— Начальником был, усердие имел — ну, и говорил другое. Оброки сбирал: к одному придешь — денег нет, к другому придешь — хоть шаром па дворе покати! А барин с теплых вод пишет: «Вынь да положь!» Ходишь-ходишь — и скажешь грехом: «Ах, волк вас задави! своего барина, мерзавцы, на кабак променяли!» Ну, а теперь сам мужиком сделался.

— Да ведь ты сам-то не пьешь?

— Отроду не пивал. Так ведь я не то чтобы за грех почитал, а настращан уж очень: мужик, мол, ты, а коли мужик пить начал — так тут ему и капут. Ну, и боишься. А отчего же в других сословиях бывает, что и пьют, а себя все-таки помнят? И Степан у меня покуда в кабак никогда ноги не ставил, только вот что я вам скажу: выписал я его из Москвы, а теперь вижу, что ему скучненько у нас. День-то еще нешто́, словно бы и дело делаешь: в анбар заглянешь, за ворота выйдешь, на дорогу поглядишь, а вечер наступит — и пошел сон долить. Ты зевнул, за тобой другой, третий зевнул — смотришь, ан и вся семья зазевала.

— А как Машенька с новым мужем живет? согласно?

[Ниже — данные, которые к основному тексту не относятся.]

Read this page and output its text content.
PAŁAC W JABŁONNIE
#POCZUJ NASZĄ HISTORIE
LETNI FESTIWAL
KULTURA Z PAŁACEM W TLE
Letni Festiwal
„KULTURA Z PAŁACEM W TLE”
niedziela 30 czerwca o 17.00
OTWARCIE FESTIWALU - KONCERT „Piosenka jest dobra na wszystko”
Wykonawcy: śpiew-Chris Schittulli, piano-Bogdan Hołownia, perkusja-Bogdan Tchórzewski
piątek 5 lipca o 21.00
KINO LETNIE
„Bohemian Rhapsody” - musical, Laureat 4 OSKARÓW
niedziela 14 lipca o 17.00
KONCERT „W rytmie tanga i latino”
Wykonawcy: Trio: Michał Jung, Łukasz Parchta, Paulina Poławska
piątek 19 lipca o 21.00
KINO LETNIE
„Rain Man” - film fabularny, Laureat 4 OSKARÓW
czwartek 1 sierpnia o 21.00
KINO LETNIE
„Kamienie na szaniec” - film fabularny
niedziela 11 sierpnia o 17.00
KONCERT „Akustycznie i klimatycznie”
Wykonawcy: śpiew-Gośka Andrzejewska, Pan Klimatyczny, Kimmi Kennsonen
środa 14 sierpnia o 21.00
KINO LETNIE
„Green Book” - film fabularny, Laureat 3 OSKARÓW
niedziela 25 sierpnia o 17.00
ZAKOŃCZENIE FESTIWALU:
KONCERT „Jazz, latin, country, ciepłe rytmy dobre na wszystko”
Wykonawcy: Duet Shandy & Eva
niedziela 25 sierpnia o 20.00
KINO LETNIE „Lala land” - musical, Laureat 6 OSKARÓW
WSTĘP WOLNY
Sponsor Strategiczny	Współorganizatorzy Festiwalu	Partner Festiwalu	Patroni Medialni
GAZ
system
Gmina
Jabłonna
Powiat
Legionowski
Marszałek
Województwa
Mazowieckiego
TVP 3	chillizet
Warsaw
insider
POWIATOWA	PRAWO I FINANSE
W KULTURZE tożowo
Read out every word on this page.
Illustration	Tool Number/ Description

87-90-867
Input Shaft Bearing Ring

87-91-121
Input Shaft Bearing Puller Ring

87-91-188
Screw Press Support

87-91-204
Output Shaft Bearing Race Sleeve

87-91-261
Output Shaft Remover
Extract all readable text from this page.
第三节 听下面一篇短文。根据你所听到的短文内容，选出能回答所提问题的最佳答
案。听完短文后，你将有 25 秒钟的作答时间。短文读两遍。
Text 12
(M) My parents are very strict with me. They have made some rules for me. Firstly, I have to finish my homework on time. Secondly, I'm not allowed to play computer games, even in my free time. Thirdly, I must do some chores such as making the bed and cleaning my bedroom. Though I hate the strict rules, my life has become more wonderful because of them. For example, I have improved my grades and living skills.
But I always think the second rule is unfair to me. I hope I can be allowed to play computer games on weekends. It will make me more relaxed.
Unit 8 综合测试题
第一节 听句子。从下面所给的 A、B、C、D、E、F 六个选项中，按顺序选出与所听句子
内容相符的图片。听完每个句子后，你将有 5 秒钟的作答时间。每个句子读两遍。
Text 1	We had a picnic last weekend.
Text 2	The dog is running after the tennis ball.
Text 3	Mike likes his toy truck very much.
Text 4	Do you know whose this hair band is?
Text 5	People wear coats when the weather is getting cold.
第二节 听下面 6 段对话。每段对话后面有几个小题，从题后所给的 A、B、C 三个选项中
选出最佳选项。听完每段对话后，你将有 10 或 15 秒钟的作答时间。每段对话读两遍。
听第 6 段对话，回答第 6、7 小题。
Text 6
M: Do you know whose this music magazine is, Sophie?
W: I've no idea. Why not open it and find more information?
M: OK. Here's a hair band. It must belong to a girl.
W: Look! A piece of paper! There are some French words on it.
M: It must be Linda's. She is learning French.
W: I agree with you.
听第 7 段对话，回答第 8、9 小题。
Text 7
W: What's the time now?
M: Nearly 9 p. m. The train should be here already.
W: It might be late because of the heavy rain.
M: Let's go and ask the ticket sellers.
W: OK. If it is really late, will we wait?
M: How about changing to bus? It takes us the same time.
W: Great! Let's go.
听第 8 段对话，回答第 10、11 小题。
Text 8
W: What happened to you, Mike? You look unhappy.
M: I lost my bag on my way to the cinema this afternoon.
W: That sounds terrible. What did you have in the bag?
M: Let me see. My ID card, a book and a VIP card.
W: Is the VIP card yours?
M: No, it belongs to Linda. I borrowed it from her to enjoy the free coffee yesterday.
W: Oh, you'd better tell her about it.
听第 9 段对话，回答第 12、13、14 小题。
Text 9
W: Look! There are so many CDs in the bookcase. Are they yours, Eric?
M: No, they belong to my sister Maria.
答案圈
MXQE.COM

— Да не слыхать ни́што. Видится, как будто она в доме-то головой. Он все председателем в управе состоит, больше в городе живет, а она здесь распоряжается. Нынче, впрочем, у них не очень здорово. Несчастья пошли. Сначала-то сын старшенький изобидел…

— Как так?

— Долгов, слышь, наделал. Какой-то мадаме две тысячи задолжал да фруктовщику тысячу. Уж приятель какой-то покойного Саввы Силыча из Петербурга написал: скорее деньги присылайте, не то из заведения выключат. Марья-то Петровна три дня словно безумная ходила, все шептала: «Три тысячи! три тысячи! три тысячи!» Она трех-то тысяч здесь в год не проживет, а он, поди, в одну минуту эти три тысячи матери в шею наколотил!

— Чем же они решили?

— Было тут всего. И молебны служили, и к покойному Савве Силычу на могилку ездили. Филофей-то Павлыч все просил, чтоб она его прокляла, однако она не согласилась: любимчик! Думала-думала и кончила тем, что у Дерунова выкупное свидетельство разменяла, да и выслала денежки на уплату мадаме.

— Ну, а еще что у них случилось?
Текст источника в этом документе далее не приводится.